Broad flights of steps were cut in the coral. The throng flowed upward along them. Ahead of them all went Eric John Stark, and he was smiling. From time to time he asked a question, and men drew back from that question, and his smile.

Up the steps and into the streets of Sinharat he went, with a slow, restless stride, asking,

"Where is Luhar of Venus?"

Every man there read death in his face, but they did not try to stop him.

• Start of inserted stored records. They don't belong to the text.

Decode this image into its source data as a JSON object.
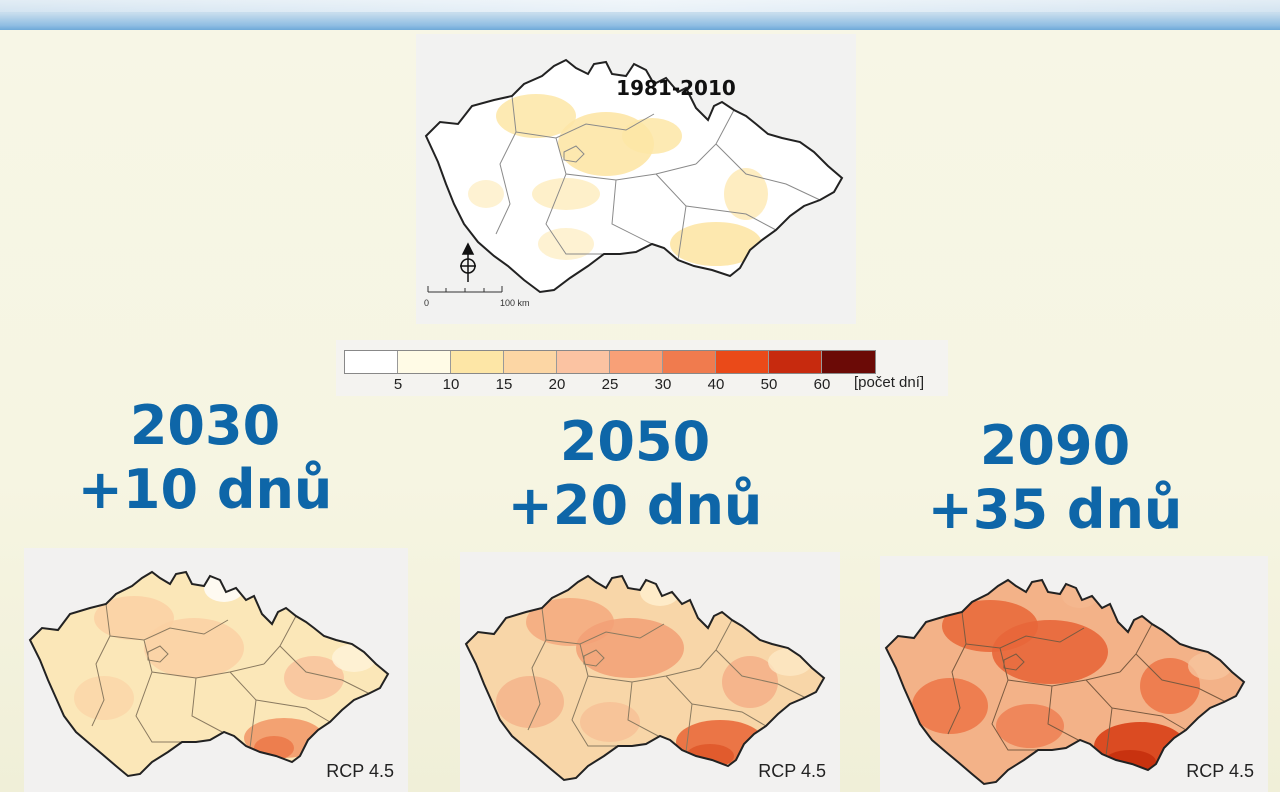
{
  "baseline_map": {
    "period": "1981-2010",
    "scale_start": "0",
    "scale_end": "100 km",
    "north_arrow_icon": "north-arrow-icon"
  },
  "legend": {
    "ticks": [
      "5",
      "10",
      "15",
      "20",
      "25",
      "30",
      "40",
      "50",
      "60"
    ],
    "unit": "[počet dní]",
    "colors": [
      "#ffffff",
      "#fffbe6",
      "#fde6a6",
      "#fcd6a4",
      "#fbc3a2",
      "#f8a077",
      "#f07b4e",
      "#ea4a19",
      "#c72a0e",
      "#6b0a06"
    ]
  },
  "projections": [
    {
      "year": "2030",
      "change": "+10 dnů",
      "scenario": "RCP 4.5"
    },
    {
      "year": "2050",
      "change": "+20 dnů",
      "scenario": "RCP 4.5"
    },
    {
      "year": "2090",
      "change": "+35 dnů",
      "scenario": "RCP 4.5"
    }
  ]
}
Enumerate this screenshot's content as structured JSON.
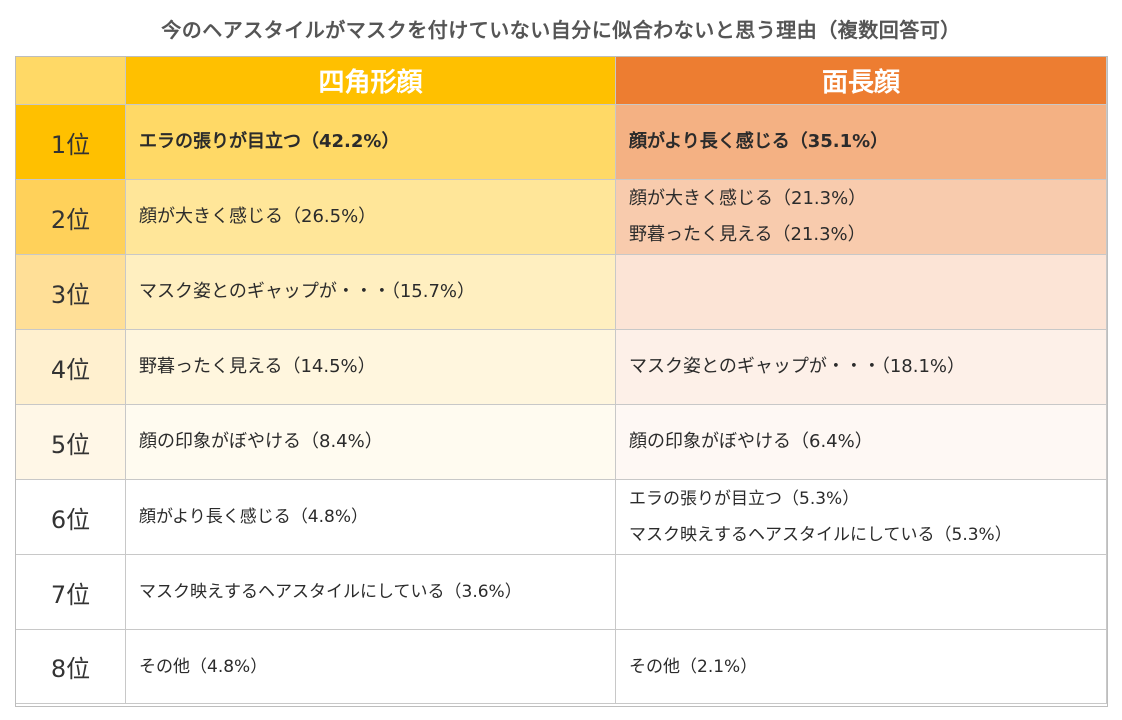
{
  "chart_data": {
    "type": "table",
    "title": "今のヘアスタイルがマスクを付けていない自分に似合わないと思う理由（複数回答可）",
    "columns": [
      "四角形顔",
      "面長顔"
    ],
    "colors": {
      "square_header": "#FFC000",
      "long_header": "#ED7D31"
    },
    "rows": [
      {
        "rank": "1位",
        "square": [
          {
            "text": "エラの張りが目立つ",
            "pct": "（42.2%）"
          }
        ],
        "long": [
          {
            "text": "顔がより長く感じる",
            "pct": "（35.1%）"
          }
        ]
      },
      {
        "rank": "2位",
        "square": [
          {
            "text": "顔が大きく感じる",
            "pct": "（26.5%）"
          }
        ],
        "long": [
          {
            "text": "顔が大きく感じる",
            "pct": "（21.3%）"
          },
          {
            "text": "野暮ったく見える",
            "pct": "（21.3%）"
          }
        ]
      },
      {
        "rank": "3位",
        "square": [
          {
            "text": "マスク姿とのギャップが・・・",
            "pct": "（15.7%）"
          }
        ],
        "long": []
      },
      {
        "rank": "4位",
        "square": [
          {
            "text": "野暮ったく見える",
            "pct": "（14.5%）"
          }
        ],
        "long": [
          {
            "text": "マスク姿とのギャップが・・・",
            "pct": "（18.1%）"
          }
        ]
      },
      {
        "rank": "5位",
        "square": [
          {
            "text": "顔の印象がぼやける",
            "pct": "（8.4%）"
          }
        ],
        "long": [
          {
            "text": "顔の印象がぼやける",
            "pct": "（6.4%）"
          }
        ]
      },
      {
        "rank": "6位",
        "square": [
          {
            "text": "顔がより長く感じる",
            "pct": "（4.8%）"
          }
        ],
        "long": [
          {
            "text": "エラの張りが目立つ",
            "pct": "（5.3%）"
          },
          {
            "text": "マスク映えするヘアスタイルにしている",
            "pct": "（5.3%）"
          }
        ]
      },
      {
        "rank": "7位",
        "square": [
          {
            "text": "マスク映えするヘアスタイルにしている",
            "pct": "（3.6%）"
          }
        ],
        "long": []
      },
      {
        "rank": "8位",
        "square": [
          {
            "text": "その他",
            "pct": "（4.8%）"
          }
        ],
        "long": [
          {
            "text": "その他",
            "pct": "（2.1%）"
          }
        ]
      }
    ]
  }
}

People came out of the graceful ruins, drawn by the clamour, and the tide rolled down the broad ways, the rose-red streets of coral, until it spread out in the square before a great palace of gold and ivory and white marble blinding in the sun.

Luhar of Venus came down the terraced steps, fresh from sleep, his pale hair tumbled, his eyes still drowsy.

Others came through the door behind him. Stark did not see them. They did not matter. Berild didn't matter, calling his name from where she sat on the shoulders of the chiefs. Nothing, no one mattered, but himself and Luhar.

He crossed the square, not hurrying, a dark ravaged giant in rags. He saw Luhar pause on the bottom step. He saw the sleep and the vagueness go out of the Venusian's eyes as they rested first on the red-haired woman, then on himself. He saw the fear come into them, and the undying hate.

Someone got between him and Luhar. Stark lifted the man and flung him aside without breaking his stride, and went on. Luhar half turned. He would have run away, back into the palace, but there were too many now between him and the door. He crouched and drew his gun.